2. A sociedade uni profissional de advogados de natureza civil, qualquer que seja o conteúdo de seu contrato social, goza do tratamento tributário diferenciado previsto no art. 9º, §§ 1º e 3º, do Decreto-Lei n. 406/68 não recolhendo o ISS com base no seu faturamento bruto, mas sim no valor fixo anual calculado de acordo com o número de profissionais que a integra, de maneira que não ocorre o repasse do encargo a terceiros a exigir o cumprimento do disposto no artigo 166 do Código Tributário Nacional nas ações de repetição de indébito da exação em comento.

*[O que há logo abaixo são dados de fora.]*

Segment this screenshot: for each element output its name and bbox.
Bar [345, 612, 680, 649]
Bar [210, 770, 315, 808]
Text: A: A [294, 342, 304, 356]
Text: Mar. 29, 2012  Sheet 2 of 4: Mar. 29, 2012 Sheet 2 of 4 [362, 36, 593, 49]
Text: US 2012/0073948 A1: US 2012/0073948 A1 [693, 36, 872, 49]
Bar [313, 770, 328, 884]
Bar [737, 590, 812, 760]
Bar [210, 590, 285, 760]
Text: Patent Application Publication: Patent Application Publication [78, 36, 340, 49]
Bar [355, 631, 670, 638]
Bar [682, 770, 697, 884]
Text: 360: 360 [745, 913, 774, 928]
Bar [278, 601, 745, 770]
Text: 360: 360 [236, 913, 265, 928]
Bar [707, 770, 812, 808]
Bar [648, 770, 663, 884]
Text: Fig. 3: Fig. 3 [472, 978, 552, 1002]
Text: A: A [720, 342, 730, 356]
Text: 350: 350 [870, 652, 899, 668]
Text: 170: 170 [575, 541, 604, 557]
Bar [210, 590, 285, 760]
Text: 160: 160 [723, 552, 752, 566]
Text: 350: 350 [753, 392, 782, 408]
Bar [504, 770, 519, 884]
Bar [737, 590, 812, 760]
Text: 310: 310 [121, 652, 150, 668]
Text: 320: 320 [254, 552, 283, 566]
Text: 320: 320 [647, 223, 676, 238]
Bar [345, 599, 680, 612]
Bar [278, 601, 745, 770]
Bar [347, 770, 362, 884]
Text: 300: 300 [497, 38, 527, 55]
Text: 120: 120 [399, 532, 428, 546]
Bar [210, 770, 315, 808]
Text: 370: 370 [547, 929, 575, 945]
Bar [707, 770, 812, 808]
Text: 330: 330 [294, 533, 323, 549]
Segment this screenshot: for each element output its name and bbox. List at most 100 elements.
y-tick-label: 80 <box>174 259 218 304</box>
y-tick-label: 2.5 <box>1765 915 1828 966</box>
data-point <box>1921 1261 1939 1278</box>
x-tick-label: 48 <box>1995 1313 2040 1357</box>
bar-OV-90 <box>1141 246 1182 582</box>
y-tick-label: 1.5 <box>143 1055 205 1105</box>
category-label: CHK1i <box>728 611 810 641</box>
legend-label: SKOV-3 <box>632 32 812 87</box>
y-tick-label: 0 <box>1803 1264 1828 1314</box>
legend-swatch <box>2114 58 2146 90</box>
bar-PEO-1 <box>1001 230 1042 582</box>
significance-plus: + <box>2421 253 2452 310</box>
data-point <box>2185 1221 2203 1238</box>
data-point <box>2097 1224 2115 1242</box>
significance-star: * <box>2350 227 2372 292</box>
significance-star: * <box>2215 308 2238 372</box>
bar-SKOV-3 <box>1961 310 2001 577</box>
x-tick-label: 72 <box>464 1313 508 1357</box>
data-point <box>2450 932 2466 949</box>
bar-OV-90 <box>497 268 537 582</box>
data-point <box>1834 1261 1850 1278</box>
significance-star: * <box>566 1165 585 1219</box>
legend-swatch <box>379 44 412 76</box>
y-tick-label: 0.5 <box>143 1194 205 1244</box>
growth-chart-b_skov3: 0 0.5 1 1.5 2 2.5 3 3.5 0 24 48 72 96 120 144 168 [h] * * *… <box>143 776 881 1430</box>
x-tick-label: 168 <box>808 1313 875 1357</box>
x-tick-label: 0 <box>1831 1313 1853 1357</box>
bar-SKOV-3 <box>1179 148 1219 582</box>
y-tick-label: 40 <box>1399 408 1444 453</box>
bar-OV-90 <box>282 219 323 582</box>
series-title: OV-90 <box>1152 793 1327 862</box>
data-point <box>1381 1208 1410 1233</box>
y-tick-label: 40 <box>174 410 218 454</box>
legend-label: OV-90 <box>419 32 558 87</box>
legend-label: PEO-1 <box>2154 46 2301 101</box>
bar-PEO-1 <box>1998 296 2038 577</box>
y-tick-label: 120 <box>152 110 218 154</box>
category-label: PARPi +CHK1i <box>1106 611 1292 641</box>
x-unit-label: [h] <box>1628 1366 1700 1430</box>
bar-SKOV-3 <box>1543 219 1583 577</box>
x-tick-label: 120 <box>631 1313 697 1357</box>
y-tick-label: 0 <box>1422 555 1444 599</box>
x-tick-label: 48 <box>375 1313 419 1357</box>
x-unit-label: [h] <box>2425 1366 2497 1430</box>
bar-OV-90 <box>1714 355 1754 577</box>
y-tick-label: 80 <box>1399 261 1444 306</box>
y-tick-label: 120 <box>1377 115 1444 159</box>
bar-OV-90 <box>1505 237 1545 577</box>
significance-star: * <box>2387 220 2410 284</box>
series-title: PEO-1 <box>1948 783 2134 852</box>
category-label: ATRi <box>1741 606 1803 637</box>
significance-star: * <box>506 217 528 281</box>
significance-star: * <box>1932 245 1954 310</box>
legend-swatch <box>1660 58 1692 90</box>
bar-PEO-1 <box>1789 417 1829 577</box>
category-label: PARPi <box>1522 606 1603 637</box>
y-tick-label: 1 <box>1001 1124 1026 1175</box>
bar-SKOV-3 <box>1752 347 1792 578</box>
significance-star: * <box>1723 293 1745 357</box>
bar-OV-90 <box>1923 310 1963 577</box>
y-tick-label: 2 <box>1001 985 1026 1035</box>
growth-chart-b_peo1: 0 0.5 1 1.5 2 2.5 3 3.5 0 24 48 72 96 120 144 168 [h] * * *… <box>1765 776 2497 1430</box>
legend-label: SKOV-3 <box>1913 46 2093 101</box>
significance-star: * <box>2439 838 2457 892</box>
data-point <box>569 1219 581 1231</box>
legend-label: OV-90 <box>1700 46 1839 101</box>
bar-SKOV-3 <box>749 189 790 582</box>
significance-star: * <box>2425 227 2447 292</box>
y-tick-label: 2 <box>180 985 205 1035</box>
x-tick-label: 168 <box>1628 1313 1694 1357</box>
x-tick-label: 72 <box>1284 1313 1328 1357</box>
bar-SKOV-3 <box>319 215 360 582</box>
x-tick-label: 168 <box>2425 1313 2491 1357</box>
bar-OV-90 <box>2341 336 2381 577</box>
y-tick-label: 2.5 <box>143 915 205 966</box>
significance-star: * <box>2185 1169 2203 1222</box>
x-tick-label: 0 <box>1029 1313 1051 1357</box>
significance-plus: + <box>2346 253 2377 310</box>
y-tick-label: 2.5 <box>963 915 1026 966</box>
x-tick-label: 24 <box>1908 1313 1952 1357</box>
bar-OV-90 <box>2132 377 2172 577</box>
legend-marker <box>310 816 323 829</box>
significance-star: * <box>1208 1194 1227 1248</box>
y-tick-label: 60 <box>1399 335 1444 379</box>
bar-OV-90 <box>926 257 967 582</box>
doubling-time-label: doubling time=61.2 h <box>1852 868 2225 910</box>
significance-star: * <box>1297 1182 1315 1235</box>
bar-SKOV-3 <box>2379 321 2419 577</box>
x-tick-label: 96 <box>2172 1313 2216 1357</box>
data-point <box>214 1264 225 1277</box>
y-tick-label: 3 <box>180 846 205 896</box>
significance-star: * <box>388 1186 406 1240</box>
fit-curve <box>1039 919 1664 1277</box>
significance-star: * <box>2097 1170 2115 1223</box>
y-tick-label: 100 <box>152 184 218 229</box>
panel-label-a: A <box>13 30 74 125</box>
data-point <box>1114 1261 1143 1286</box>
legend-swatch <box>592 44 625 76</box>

3. Embargos de divergência não-providos.
(EREsp 724.684/RJ, Rel. MinistroJOSÉ DELGADO, PRIMEIRA SEÇÃO, julgado em 28/05/2008, DJe 16/06/2008)
Com efeito, o julgado em tela serve de perfeito espelho do equívoco do posicionamento de aceitar-se a distinção entre contribuintes pelo tipo de serviço que prestam, sem ser observada a devida e intrínseca proporcionalidade e razoabilidade, existindo verdadeira lesão ao princípio da isonomia tributária, conforme asseverado, pois se subsidia em tratar profissionais que ocupam o mesmo patamar como se estes estivessem em situação econômica diferente, carente de proteção fiscal.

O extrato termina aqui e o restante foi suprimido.